Avec ces travaux, les chercheurs démontrent également la possibilité d’enchaîner, sur une même lame, la synthèse chimique combinatoire[1]de molécules bioactives et leur criblage. Pour ce faire, ils se sont intéressés à l’exemple d’inhibiteurs d’une enzyme du virus de l’hépatite C (VHC) [2], la protéase NS3, qui assure la formation des protéines virales fonctionnelles et représente ainsi une cible pharmacologique stratégique.
Pour synthétiser les inhibiteurs de la protéase NS3 dans les gouttelettes, les chercheurs ont utilisé une approche d’assemblage chimique modulaire.

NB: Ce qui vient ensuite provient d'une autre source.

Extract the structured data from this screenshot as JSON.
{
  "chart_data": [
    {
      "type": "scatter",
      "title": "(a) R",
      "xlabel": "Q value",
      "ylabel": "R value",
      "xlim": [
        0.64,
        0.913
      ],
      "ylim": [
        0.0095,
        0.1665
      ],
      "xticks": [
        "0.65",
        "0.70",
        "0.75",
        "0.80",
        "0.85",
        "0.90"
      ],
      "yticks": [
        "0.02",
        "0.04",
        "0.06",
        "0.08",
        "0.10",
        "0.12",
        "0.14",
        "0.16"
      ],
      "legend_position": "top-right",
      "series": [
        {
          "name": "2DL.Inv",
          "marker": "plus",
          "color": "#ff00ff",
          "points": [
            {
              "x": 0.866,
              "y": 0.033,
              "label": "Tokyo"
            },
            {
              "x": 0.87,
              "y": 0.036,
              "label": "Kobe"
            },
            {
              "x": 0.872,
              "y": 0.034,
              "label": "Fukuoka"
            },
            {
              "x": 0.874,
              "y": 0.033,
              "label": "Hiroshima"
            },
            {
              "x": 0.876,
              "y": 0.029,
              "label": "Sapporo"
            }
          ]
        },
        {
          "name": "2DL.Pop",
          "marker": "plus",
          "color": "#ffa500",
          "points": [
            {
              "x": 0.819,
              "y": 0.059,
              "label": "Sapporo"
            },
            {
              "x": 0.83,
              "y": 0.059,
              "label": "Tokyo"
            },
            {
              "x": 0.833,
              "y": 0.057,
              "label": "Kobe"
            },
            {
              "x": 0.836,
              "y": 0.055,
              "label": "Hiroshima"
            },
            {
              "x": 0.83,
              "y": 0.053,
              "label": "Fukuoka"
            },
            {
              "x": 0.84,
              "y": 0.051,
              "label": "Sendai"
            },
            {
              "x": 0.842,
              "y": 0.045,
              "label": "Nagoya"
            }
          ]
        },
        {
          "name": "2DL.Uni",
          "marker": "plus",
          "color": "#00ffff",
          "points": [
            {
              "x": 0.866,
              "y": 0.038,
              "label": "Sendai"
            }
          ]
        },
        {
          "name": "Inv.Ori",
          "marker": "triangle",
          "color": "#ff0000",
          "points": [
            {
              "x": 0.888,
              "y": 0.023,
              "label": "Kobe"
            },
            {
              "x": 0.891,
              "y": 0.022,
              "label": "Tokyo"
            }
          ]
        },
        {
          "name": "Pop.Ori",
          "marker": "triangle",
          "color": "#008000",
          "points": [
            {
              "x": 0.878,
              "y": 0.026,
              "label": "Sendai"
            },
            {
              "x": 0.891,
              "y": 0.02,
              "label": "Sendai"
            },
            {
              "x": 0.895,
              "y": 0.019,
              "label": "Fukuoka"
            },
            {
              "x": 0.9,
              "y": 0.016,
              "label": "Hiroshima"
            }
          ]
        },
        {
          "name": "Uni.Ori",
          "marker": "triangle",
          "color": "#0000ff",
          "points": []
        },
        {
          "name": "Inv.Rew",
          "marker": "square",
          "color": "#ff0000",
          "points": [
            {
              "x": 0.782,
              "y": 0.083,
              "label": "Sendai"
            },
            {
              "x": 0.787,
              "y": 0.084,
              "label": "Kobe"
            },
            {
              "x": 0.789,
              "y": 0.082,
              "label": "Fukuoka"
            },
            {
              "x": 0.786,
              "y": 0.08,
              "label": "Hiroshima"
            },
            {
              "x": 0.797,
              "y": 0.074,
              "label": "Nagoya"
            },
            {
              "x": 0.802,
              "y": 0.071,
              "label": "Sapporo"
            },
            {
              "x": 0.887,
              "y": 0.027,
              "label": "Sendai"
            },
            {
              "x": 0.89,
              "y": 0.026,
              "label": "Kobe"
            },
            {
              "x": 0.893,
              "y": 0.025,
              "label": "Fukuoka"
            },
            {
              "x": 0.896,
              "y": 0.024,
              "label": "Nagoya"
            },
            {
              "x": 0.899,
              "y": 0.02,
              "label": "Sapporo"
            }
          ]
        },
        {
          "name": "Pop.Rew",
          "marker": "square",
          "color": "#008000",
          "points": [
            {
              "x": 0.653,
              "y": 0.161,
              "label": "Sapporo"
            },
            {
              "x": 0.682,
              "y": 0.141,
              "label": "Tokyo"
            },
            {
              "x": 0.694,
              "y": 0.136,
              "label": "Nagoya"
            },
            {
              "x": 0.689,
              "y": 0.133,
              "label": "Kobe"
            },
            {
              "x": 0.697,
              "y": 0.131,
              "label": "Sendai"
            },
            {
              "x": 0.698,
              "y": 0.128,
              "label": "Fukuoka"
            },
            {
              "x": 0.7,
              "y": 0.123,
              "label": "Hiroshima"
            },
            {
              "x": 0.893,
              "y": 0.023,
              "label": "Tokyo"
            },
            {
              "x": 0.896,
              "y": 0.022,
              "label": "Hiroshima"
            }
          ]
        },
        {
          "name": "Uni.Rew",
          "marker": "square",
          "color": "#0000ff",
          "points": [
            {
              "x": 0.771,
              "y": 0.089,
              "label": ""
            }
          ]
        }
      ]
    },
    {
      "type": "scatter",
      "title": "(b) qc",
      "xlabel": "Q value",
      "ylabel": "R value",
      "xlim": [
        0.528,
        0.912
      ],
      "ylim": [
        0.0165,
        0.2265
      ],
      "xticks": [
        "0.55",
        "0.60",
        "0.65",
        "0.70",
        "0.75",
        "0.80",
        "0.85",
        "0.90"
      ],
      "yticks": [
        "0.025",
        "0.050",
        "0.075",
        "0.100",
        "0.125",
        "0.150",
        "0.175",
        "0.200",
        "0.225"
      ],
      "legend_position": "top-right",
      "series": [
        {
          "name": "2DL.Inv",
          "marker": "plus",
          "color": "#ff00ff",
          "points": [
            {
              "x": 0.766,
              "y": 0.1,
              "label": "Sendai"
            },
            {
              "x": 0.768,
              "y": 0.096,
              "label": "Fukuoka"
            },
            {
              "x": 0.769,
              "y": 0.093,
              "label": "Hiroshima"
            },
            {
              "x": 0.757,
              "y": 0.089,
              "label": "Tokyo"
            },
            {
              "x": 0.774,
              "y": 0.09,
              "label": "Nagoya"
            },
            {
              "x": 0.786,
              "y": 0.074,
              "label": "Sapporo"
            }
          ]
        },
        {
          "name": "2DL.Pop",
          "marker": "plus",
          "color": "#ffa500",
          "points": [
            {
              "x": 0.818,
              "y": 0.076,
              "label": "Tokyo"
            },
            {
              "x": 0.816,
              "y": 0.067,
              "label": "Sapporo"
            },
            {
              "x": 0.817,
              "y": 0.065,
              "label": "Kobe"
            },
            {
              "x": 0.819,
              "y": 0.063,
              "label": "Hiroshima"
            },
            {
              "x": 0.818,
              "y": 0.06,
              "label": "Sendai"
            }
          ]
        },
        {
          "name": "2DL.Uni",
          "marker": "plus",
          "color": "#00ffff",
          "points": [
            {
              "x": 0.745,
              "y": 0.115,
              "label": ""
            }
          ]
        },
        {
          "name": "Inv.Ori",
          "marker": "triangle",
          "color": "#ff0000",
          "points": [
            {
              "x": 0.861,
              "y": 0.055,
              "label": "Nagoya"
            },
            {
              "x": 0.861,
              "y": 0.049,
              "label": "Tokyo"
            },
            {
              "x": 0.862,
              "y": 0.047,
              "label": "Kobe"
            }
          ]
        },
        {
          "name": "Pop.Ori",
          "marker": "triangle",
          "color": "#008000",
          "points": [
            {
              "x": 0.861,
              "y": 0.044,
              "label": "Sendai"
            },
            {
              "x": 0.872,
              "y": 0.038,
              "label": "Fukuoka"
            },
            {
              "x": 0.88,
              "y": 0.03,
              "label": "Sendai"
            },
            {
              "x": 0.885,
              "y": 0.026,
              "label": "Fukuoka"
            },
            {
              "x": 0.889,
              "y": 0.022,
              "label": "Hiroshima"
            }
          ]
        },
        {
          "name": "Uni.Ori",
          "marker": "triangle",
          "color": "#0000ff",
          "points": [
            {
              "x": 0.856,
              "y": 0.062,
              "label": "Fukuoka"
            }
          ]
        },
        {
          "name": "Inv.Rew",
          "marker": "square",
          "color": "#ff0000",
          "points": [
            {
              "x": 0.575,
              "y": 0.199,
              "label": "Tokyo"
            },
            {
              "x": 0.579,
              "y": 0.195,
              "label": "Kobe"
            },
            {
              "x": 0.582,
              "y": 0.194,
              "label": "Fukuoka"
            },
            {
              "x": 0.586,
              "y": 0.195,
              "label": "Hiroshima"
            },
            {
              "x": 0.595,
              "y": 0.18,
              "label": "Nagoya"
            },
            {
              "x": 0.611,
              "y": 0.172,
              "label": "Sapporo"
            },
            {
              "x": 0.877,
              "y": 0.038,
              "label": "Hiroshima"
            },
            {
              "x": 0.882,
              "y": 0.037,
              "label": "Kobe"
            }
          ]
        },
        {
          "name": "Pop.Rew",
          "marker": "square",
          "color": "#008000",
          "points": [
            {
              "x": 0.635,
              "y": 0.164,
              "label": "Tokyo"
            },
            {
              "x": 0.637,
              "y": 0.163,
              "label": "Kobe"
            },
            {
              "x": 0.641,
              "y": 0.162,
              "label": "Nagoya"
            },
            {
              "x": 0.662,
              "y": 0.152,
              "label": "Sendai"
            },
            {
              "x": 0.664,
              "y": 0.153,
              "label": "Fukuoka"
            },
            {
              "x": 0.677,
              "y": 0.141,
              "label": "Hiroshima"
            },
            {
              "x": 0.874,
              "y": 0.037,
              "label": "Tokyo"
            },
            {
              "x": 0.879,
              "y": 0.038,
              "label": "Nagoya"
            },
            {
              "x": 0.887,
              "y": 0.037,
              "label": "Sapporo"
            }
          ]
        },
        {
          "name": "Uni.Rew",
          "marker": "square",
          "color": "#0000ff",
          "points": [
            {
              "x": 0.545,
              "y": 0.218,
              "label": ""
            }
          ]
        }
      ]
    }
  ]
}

Ainsi, de la même façon que l’on peut produire différentes constructions en utilisant des briques LEGOTM, toute une banque de molécules inhibitrices est assemblée dans les nanogouttes à partir de blocs chimiques pré-synthétisés. L’avantage de cette approche est la grande diversité de molécules actives qui peut être créée directement sur la lame en n’utilisant qu’un nombre limité de briques combinatoires. Ici, les chercheurs ont utilisé une collection de 200 blocs chimiques pour synthétiser plus de 20 000 composés différents. La capacité de ces molécules à inhiber la protéase NS3 a ensuite été directement testée sur les mêmes lames. Au bout de plusieurs cycles de criblage les chercheurs ont pu identifier quelques inhibiteurs prometteurs de cet enzyme qui pourront servir de point de départ au développement de nouveaux agents antiviraux.



1 La synthèse combinatoire est une méthode de synthèse simultanée d’une banque de composés nouveaux par la combinaison d’ensembles de composés de départ appelés « synthons ». Suivie par un criblage biologique à haut débit, la synthèse combinatoire est largement utilisée pour la recherche de nouveaux médicaments.
2 Avec plus que 180 millions de personnes infectées dans le monde le VHC pose un problème majeur de santé publique. Un médicament ciblé sur les étapes précoces du développement viral préviendrait l’installation de graves complications (cirrhose, hépatocarcinome).